Coconut oil also offers skin-protecting properties, so it's a natural moisturizer for dry, cracked dog paws.

Coconut Products Dogs Can Eat

Our omnivorous canine companions don’t need coconut in their diet, but it’s generally a safe treat that many of them enjoy. To feed it safely, follow these guidelines:

  • Coconut meat: Whether raw or dried, coconut meat is usually sold shredded or in flakes. A pinch of unsweetened, shredded coconut can be fed to your dog as a treat or food additive if your dog seems to love it.
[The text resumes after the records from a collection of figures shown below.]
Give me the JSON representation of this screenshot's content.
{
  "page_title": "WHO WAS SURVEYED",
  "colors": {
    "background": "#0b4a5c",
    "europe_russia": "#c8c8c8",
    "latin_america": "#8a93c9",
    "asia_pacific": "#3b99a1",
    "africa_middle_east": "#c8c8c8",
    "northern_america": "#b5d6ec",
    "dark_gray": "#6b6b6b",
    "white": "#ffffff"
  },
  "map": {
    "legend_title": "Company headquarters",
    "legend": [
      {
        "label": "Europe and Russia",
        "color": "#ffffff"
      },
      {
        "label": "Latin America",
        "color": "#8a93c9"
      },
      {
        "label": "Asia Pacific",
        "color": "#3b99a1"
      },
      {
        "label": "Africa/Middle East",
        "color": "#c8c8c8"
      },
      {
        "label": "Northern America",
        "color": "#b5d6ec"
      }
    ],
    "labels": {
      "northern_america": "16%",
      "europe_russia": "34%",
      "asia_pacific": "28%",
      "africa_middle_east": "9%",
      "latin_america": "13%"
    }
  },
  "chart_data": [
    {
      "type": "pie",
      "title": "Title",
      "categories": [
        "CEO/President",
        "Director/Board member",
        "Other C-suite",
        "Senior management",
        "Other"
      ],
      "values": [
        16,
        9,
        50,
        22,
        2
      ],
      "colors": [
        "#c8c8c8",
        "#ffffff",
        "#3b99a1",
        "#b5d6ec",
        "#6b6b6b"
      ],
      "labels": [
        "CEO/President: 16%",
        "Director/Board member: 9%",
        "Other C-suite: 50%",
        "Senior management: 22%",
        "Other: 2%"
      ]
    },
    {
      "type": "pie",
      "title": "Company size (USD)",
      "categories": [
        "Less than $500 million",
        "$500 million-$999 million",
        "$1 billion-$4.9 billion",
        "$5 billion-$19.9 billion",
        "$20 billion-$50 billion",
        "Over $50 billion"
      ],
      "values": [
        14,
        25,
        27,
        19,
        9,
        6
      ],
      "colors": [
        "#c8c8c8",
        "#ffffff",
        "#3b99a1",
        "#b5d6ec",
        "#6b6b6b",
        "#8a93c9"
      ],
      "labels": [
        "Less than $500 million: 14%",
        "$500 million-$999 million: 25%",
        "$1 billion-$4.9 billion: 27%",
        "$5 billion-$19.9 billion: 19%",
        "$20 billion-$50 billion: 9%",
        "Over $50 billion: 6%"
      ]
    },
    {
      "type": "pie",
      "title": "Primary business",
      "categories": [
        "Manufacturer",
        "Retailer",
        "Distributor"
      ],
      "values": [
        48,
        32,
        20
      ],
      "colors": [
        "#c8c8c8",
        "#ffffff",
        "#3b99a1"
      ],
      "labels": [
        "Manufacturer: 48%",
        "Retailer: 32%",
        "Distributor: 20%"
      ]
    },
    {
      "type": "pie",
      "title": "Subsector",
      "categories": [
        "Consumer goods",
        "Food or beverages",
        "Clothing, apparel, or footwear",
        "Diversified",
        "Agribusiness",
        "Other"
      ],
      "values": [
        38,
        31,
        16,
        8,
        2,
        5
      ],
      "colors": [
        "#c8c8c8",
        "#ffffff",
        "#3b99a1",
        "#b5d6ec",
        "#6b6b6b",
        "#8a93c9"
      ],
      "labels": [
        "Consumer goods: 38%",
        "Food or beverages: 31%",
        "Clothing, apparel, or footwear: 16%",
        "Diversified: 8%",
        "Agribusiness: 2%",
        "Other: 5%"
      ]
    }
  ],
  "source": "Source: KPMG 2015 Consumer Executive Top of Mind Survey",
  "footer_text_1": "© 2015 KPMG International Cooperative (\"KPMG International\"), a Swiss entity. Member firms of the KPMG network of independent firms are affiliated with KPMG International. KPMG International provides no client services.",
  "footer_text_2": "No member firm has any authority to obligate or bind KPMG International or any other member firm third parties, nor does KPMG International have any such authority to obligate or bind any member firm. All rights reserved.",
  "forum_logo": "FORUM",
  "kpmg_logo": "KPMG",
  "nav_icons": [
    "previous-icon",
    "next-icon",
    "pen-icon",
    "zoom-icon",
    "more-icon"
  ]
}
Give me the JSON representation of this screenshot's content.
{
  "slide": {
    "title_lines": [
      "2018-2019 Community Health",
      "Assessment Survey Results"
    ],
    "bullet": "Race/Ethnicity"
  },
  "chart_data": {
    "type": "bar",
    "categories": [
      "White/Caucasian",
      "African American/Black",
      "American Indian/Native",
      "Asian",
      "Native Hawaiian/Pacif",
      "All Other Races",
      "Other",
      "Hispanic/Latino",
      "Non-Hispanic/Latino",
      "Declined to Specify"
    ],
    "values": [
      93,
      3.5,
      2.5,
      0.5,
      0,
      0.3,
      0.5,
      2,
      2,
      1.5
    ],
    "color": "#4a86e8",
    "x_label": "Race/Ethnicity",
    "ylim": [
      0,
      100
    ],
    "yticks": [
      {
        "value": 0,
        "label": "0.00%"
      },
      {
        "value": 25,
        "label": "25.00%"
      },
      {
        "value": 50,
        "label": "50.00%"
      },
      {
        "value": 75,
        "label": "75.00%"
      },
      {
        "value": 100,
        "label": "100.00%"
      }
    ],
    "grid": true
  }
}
More than a pinch—or large flakes—can pose a choking hazard and may upset a dog's stomach due to the high fat and fiber content.
  • Coconut oil: High-quality coconut oil can be purchased by the jar and is a great way to amp up the health benefits of your dog’s current diet. Purchase non-hydrogenated coconut oil only, and start out with a quarter teaspoon with food. If your dog enjoys it, you can slowly increase the amount to one tablespoon per 30 pounds of body weight daily. Watch for loose stools and cut back on the amount of oil if diarrhea occurs.
  • Coconut milk: Unsweetened coconut milk is safe as a dog treat as long as it is given in small amounts (about a teaspoon per meal).
  • Coconut Flour: This alternative to wheat flour is dog-safe and can be used to bake dog treats.
  • Coconut Sugar: While dogs don't need added sugar in any form coconut sugar has a low glycemic index, so it makes a healthier alternative to cane or beet sugar if you're sharing a homemade cookie with your dog.

Fun Ways to Feed Your Dog Coconut

If your dog loves coconut—and you love getting creative in the kitchen—then consider whipping up homemade coconut treats. Here are a couple of fun ideas to get you started.

  • Coconut oil pup-sicles: Mix ½ cup of solid coconut oil with a handful of your dog’s favorite frozen fruit, portion out into an ice cube tray, and freeze. Just remember to follow the coconut oil feeding guidelines when portioning out your pup-sicles.
  • Coconut, peanut butter, and honey biscuits: Preheat the oven to 375 degrees Fahrenheit. In a large bowl, combine ½ cup coconut flour, 1 egg, 1 cup water, ½ cup peanut butter, ½ cup melted coconut oil, 2 tablespoons of baking powder, and 1 tablespoon of honey or coconut sugar. Roll out dough and cut into shapes; then bake for 15 minutes or until biscuits are set.
  • Banana blueberry coconut smoothie: Blend together 1 banana, 1 cup blueberries, 1 cup ice, 1 tablespoon peanut butter, and 1 tablespoon coconut oil. If your dog is small, portion the smoothie out and save the remainder in an air-tight container in the fridge.

Coconut Products Dogs Should Not Eat

Most coconut treats are safe and healthy for dogs, but the following should not be fed to your canine companion:

Sweetened Coconut: Avoid feeding your dog sweetened coconut, which contains added sugars that aren’t healthy for your pup.

Coconut Husk or Shell: If you buy whole coconuts, keep the husk and outer shell away from your dog. These rough parts can be harmful if swallowed.

Coconut Water: Because coconut water is high in potassium, it may be unsafe for dogs and should be avoided.